Monitoring Recommendations
- Monitor Portal for ArcGIS administrative and sharing API endpoints for anomalous parameter values from low-privilege accounts.
- Alert on file reads outside the Portal content directory by the Portal service process.
- Track creation or modification of executable files in Portal directories that could indicate post-exploitation code execution.
How to Mitigate CVE-2024-25693
Immediate Actions Required
- Apply the Portal for ArcGIS Security 2024 Update 1 patch published by Esri to all instances running version 11.2 or earlier.

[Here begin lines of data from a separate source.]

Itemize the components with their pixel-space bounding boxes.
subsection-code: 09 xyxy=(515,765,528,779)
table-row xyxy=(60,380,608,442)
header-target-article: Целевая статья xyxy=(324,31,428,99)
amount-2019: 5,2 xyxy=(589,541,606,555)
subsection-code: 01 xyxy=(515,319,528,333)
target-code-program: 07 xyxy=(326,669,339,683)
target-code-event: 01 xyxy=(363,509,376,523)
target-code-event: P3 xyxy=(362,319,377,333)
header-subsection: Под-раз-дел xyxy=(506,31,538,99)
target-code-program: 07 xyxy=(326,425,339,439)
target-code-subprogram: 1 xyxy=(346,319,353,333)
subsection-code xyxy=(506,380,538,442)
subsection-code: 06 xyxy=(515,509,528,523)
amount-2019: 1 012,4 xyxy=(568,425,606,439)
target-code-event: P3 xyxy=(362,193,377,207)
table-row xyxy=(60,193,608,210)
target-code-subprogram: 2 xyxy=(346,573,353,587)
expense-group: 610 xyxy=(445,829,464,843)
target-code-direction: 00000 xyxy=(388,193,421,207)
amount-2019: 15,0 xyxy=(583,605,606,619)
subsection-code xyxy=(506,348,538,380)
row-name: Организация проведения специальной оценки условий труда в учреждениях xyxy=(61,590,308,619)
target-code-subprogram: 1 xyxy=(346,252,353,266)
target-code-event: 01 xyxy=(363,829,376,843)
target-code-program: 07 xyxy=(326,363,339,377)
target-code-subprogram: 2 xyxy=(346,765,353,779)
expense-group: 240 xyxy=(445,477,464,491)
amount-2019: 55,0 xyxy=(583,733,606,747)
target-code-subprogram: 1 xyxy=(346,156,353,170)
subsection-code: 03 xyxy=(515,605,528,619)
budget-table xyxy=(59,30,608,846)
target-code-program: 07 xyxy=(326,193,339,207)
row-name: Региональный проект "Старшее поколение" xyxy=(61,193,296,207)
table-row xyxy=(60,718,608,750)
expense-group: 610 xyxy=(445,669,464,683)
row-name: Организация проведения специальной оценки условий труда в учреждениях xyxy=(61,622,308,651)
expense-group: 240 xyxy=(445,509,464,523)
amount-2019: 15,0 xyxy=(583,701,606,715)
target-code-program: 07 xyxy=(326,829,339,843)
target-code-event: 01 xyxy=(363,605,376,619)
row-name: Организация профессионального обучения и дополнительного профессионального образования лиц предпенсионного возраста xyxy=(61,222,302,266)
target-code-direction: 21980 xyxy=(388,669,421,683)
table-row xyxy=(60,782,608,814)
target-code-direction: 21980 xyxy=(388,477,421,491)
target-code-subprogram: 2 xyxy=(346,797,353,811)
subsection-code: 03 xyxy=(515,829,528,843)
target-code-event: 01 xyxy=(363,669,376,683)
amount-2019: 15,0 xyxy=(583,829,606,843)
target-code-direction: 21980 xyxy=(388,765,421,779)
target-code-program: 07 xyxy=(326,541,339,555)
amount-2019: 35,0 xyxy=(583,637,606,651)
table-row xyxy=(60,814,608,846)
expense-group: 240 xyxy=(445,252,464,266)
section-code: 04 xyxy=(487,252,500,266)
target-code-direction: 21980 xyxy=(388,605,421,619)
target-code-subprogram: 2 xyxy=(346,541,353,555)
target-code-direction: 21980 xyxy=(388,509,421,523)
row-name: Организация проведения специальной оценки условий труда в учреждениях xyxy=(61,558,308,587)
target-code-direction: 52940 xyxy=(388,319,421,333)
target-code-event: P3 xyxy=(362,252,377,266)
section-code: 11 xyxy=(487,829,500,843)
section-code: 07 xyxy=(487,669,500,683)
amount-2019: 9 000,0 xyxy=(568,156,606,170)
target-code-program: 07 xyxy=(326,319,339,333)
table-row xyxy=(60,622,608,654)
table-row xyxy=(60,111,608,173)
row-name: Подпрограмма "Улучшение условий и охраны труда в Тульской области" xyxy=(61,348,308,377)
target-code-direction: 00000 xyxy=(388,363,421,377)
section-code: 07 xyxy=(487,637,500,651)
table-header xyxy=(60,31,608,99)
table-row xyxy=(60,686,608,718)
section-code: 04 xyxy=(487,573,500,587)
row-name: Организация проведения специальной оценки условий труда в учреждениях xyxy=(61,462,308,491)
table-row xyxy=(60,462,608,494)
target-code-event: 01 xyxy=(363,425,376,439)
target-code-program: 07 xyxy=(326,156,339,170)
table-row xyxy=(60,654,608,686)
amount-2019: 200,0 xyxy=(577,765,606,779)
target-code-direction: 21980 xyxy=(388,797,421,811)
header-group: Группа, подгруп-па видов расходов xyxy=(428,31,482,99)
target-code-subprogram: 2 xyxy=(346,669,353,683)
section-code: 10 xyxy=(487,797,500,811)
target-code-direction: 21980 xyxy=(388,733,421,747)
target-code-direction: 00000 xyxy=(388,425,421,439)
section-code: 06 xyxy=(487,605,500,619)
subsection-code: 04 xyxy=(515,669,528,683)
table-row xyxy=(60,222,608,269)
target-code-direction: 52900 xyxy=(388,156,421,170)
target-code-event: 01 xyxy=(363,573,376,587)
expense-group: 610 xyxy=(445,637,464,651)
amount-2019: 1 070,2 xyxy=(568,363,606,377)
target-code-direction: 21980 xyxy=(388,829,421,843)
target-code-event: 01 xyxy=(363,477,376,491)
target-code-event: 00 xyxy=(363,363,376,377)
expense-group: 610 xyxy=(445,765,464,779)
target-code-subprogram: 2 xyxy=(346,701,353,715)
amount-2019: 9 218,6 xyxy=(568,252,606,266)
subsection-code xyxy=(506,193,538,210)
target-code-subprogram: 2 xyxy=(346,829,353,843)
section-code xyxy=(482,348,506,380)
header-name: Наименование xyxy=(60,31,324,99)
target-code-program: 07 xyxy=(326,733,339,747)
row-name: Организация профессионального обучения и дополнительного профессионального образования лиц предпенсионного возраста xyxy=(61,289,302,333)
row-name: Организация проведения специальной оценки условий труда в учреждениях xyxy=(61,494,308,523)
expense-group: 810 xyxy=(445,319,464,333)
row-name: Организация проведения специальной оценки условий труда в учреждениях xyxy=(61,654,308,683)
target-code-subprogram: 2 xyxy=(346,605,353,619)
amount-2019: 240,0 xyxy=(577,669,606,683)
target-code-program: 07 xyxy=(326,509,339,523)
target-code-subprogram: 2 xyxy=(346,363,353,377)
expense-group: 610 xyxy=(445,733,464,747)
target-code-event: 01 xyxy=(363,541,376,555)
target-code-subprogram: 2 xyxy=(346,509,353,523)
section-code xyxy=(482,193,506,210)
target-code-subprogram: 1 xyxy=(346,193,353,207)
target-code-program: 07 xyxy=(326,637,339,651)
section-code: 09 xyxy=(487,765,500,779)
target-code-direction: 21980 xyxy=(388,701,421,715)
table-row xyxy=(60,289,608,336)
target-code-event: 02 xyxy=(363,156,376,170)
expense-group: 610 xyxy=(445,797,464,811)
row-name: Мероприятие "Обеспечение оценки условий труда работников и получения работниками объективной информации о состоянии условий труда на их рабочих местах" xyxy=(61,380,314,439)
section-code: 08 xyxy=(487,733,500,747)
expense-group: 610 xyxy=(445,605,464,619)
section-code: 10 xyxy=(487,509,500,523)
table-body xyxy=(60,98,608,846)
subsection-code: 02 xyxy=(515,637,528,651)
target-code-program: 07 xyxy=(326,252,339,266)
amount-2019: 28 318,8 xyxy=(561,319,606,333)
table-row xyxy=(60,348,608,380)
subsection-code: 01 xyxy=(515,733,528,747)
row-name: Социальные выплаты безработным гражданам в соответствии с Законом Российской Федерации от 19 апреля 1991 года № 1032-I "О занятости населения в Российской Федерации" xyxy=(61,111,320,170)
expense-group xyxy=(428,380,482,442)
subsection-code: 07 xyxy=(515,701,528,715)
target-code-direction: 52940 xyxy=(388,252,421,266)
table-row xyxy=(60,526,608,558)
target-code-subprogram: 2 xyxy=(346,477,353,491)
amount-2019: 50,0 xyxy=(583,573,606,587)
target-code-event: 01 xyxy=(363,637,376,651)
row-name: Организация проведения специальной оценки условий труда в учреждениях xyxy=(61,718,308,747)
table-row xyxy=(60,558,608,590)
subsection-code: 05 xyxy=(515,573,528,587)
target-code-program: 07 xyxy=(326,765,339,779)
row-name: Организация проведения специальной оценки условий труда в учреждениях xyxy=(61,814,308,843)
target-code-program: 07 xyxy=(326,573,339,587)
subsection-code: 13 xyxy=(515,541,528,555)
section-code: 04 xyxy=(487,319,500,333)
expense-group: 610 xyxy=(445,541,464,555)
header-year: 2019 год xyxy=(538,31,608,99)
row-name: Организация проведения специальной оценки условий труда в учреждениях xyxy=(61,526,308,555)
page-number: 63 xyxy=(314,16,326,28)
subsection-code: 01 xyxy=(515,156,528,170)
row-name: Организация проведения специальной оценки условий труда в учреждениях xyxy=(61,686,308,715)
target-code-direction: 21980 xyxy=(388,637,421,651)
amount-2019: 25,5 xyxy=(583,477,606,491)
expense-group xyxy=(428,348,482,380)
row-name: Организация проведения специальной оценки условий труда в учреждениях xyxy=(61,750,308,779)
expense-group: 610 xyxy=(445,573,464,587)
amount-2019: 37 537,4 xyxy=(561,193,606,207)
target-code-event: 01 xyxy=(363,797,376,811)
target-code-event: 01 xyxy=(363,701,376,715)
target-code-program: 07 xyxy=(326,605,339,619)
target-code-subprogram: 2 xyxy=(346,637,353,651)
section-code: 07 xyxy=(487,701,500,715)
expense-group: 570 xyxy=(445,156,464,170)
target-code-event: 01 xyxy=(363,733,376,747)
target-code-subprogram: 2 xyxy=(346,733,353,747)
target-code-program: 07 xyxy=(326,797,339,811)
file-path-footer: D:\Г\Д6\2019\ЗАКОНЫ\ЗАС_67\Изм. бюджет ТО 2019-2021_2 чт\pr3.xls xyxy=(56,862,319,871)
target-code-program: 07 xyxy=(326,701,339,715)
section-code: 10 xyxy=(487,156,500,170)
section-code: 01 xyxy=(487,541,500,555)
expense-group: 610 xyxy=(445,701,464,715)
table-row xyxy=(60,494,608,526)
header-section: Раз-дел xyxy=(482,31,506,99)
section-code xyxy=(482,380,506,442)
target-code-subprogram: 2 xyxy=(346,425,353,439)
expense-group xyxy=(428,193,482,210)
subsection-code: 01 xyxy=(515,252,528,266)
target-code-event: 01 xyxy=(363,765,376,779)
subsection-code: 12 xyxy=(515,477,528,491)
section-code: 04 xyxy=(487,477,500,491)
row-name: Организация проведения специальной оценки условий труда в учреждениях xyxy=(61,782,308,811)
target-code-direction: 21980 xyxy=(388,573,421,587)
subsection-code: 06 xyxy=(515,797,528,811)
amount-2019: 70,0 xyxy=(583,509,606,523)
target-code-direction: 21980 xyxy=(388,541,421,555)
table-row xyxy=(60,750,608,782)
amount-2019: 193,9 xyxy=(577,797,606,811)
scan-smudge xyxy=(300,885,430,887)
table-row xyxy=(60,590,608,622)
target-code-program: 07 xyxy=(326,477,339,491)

- Inventory all Portal for ArcGIS deployments, including internal and DMZ-hosted instances, and verify patch status.
- Rotate credentials and review session tokens for any Portal accounts that may have been exposed prior to patching.
Patch Information
Esri released a security patch through the Portal for ArcGIS Security 2024 Update 1 advisory. Administrators should download and apply the appropriate update for their Portal version and host operating system. Verify the patch installation through the Portal administrative directory after deployment.
Workarounds
- Restrict Portal for ArcGIS access to trusted networks using firewall rules or reverse proxy allowlists until patching is complete.
- Enforce least privilege on Portal user roles and disable unused accounts to reduce the pool of usable authenticated identities.
- Deploy a web application firewall with path traversal signatures in front of Portal for ArcGIS.
- Run the Portal service under a dedicated low-privilege account with filesystem ACLs that limit access to required directories only.
# Example WAF rule pattern to block traversal sequences in Portal requests
SecRule REQUEST_URI "@rx (\.\./|\.\.\\|%2e%2e%2f|%2e%2e/|%252e%252e%252f)" \
"id:1002501,phase:1,deny,status:403,msg:'Path traversal attempt against Portal for ArcGIS'"
Disclaimer: This content was generated using AI. While we strive for accuracy, please verify critical information with official sources.